I meant to add to my recent post about genres that the Waters of Time series works as historical fiction too, in a way. My characters spend a good part of each book immersed in a world or worlds of the past, but their own world is our future. Which means both lots of historical research and lots of
making stuff up prediction of things that might happen (I sincerely hope they don’t, actually. I should probably say up front that I invented most of my 21st- and 22nd-century during the Bush administration. And oops, there goes impartiality; sorry for anyone who ended up here by searching on “Tea Party”).
Writing about the future falls, properly, under “speculative fiction.” I’d say that writing about the past does as well; certainly in neither case does the maxim “write what you know” apply. I can do tons of research (I don’t know how to measure the weight of research, though some days it feels extremely heavy) but I can’t ever tell for sure if what I write as a result is anywhere close to the truth, or even what “the truth” means.

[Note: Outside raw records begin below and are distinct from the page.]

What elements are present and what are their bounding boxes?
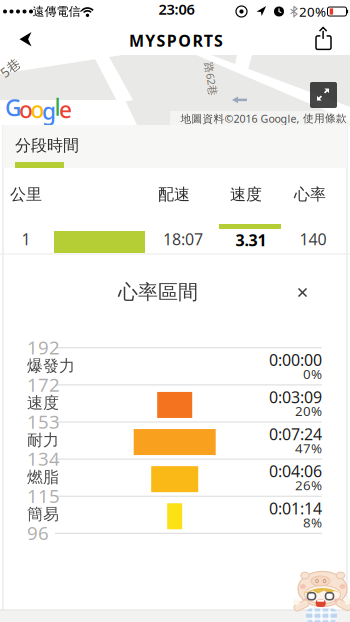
staticText: 172 [27,372,60,397]
staticText: o [19,94,33,124]
staticText: G [5,92,21,122]
button[interactable]: Share [308,20,339,56]
button[interactable]: Back [12,24,40,55]
staticText: 耐力 [27,430,59,450]
staticText: 140 [300,228,326,250]
staticText: 配速 [158,185,190,204]
staticText: 速度 [230,185,262,204]
button[interactable]: 使用條款 [303,112,347,125]
staticText: 使用條款 [303,112,347,125]
staticText: 心率區間 [118,280,198,304]
staticText: 心率 [294,185,326,204]
staticText: 134 [27,446,60,471]
staticText: 23:06 [158,0,194,19]
staticText: 8% [303,513,322,531]
staticText: 遠傳電信 [32,4,80,19]
staticText: 1 [22,228,30,250]
staticText: 5巷 [0,59,20,77]
button[interactable]: 速度 [230,185,262,204]
staticText: 地圖資料©2016 Google, [180,111,300,126]
staticText: e [59,94,72,124]
staticText: l [54,92,60,122]
staticText: 0:01:14 [269,498,322,519]
staticText: 18:07 [163,228,203,250]
staticText: 115 [27,483,60,508]
staticText: 26% [295,476,322,494]
staticText: 分段時間 [15,136,79,155]
staticText: 0:07:24 [269,423,322,445]
staticText: o [30,94,44,124]
staticText: 192 [27,335,60,360]
button[interactable]: Close [290,280,314,304]
staticText: 爆發力 [27,356,75,376]
staticText: 20% [299,3,326,20]
staticText: 0:00:00 [269,349,322,370]
staticText: 簡易 [27,504,59,524]
staticText: 速度 [27,393,59,413]
staticText: 路62巷 [194,72,228,86]
staticText: 3.31 [236,229,266,251]
button[interactable]: Expand map [310,82,337,108]
staticText: g [42,96,56,126]
staticText: 公里 [10,185,42,204]
staticText: 0:03:09 [269,386,322,408]
staticText: 0% [303,365,322,383]
staticText: MYSPORTS [129,30,223,51]
staticText: 20% [295,402,322,420]
staticText: 0:04:06 [269,460,322,482]
staticText: 153 [27,409,60,434]
staticText: 47% [295,439,322,457]
staticText: 燃脂 [27,467,59,487]
staticText: 96 [27,520,49,545]
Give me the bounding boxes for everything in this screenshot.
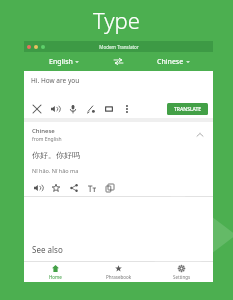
- staticText: Phrasebook: [106, 274, 132, 280]
- button[interactable]: Chinese: [24, 122, 213, 148]
- staticText: Type: [93, 5, 140, 35]
- button[interactable]: More options: [118, 100, 136, 118]
- button[interactable]: Chinese: [133, 52, 213, 71]
- staticText: from English: [32, 136, 62, 143]
- button[interactable]: Settings: [150, 262, 213, 282]
- button[interactable]: Text size: [83, 179, 101, 196]
- button[interactable]: Home: [24, 262, 87, 282]
- staticText: Chinese: [32, 127, 55, 135]
- staticText: 你好。你好吗: [32, 150, 80, 160]
- button[interactable]: Share: [65, 179, 83, 196]
- staticText: Chinese: [157, 57, 184, 67]
- staticText: See also: [32, 244, 63, 255]
- other: Collapse: [191, 126, 209, 144]
- staticText: Nǐ hǎo. Nǐ hǎo ma: [32, 167, 79, 174]
- button[interactable]: Listen: [46, 100, 64, 118]
- button[interactable]: English: [24, 52, 103, 71]
- button[interactable]: Save to phrasebook: [47, 179, 65, 196]
- button[interactable]: Phrasebook: [87, 262, 150, 282]
- button[interactable]: Handwriting: [82, 100, 100, 118]
- staticText: Hi. How are you: [31, 76, 80, 85]
- button[interactable]: TRANSLATE: [167, 103, 208, 115]
- button[interactable]: Listen: [29, 179, 47, 196]
- staticText: Settings: [173, 274, 191, 280]
- staticText: Modern Translator: [99, 44, 139, 50]
- staticText: Home: [49, 274, 62, 280]
- staticText: English: [49, 57, 73, 67]
- staticText: TRANSLATE: [174, 106, 202, 113]
- button[interactable]: Hi. How are you: [24, 71, 213, 99]
- button[interactable]: Copy: [101, 179, 119, 196]
- button[interactable]: See also: [24, 237, 213, 261]
- button[interactable]: Voice input: [64, 100, 82, 118]
- button[interactable]: Swap languages: [103, 52, 133, 71]
- button[interactable]: Clear: [28, 100, 46, 118]
- button[interactable]: Camera input: [100, 100, 118, 118]
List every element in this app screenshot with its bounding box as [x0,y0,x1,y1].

For me, it’s important to get the facts about the past as right as possible, but it’s much more important to get the tone right, to let the characters speak with voices that may not be authentic – any more than the 20th-21st-century BBC or Oxbridge accents of British actors playing 18th-century characters are authentic – but feel authentic; and yet not in a way that confirms expectations bred by too much bad historical fiction or BBC accents on TV dramas. It does help – and this is where I deviate from the process of writing a historical novel – to have observers who come out of another time period altogether, who have done a lot of the same research I did but don’t look at it with 20th-century eyes, and who can be the readers’ advocates while still having their own set of illustrative reactions. I purposefully set up the narrative in Time for Tea to show Olivia’s changing perspective on both the preparation for time jumps and the experience of them; by the second book, she’s a veteran, and there’s not nearly as much about trying on costumes and learning to tolerate local customs.
While writing Time for Tea, I learned how to practice an immersion technique (well, semi-immersion; one has to live one’s life) that helped with tone and characterization: basically, I read 18th-century literature and little else while establishing the voices. So while Olivia was reading Richardson and Fielding, so was I, along with Smollett and Sterne and Swift and so forth. And a lot of poetry. And okay, Jane Austen, even though she’s early 19th, and Patrick O’Brian, even though he’s 20th-century writing about the early 19th, but his voices are great.
It took me a few books to realize that each of them wraps itself around a literary ancestor (while, you know, waving its posterior in the breeze). For Time for Tea, it’s definitely the 18th-century novel, though I hope I look at the reformed rakes and virtuous heroines with a jaundiced eye. (If it piques your interest: Time and Fevers, Shakespeare and Elizabethan/Jacobean drama; Time Goes By, “Casablanca” and the WWII narrative; Not Time’s Fool, the fairy tale.) That’s hardly all that’s going on, of course, but it is kind of fun to tease out source material.
There’s also the interesting matter of deciding how much one’s research should show, which can be a bit like debating fashion and whether or not it includes displaying underwear. In my opinion, good historical fiction gives readers lots of information by plonking them down in the middle of it and asking them to splash around, not forcing them to float on a sea of index cards. I hope I haven’t erred either on the side of providing too many inflatable side-saddles or of… oh, I’m tired of this metaphor. All a writer can really do is try to get the balance right, and hope that readers enjoy speculating about the past just as much as you do.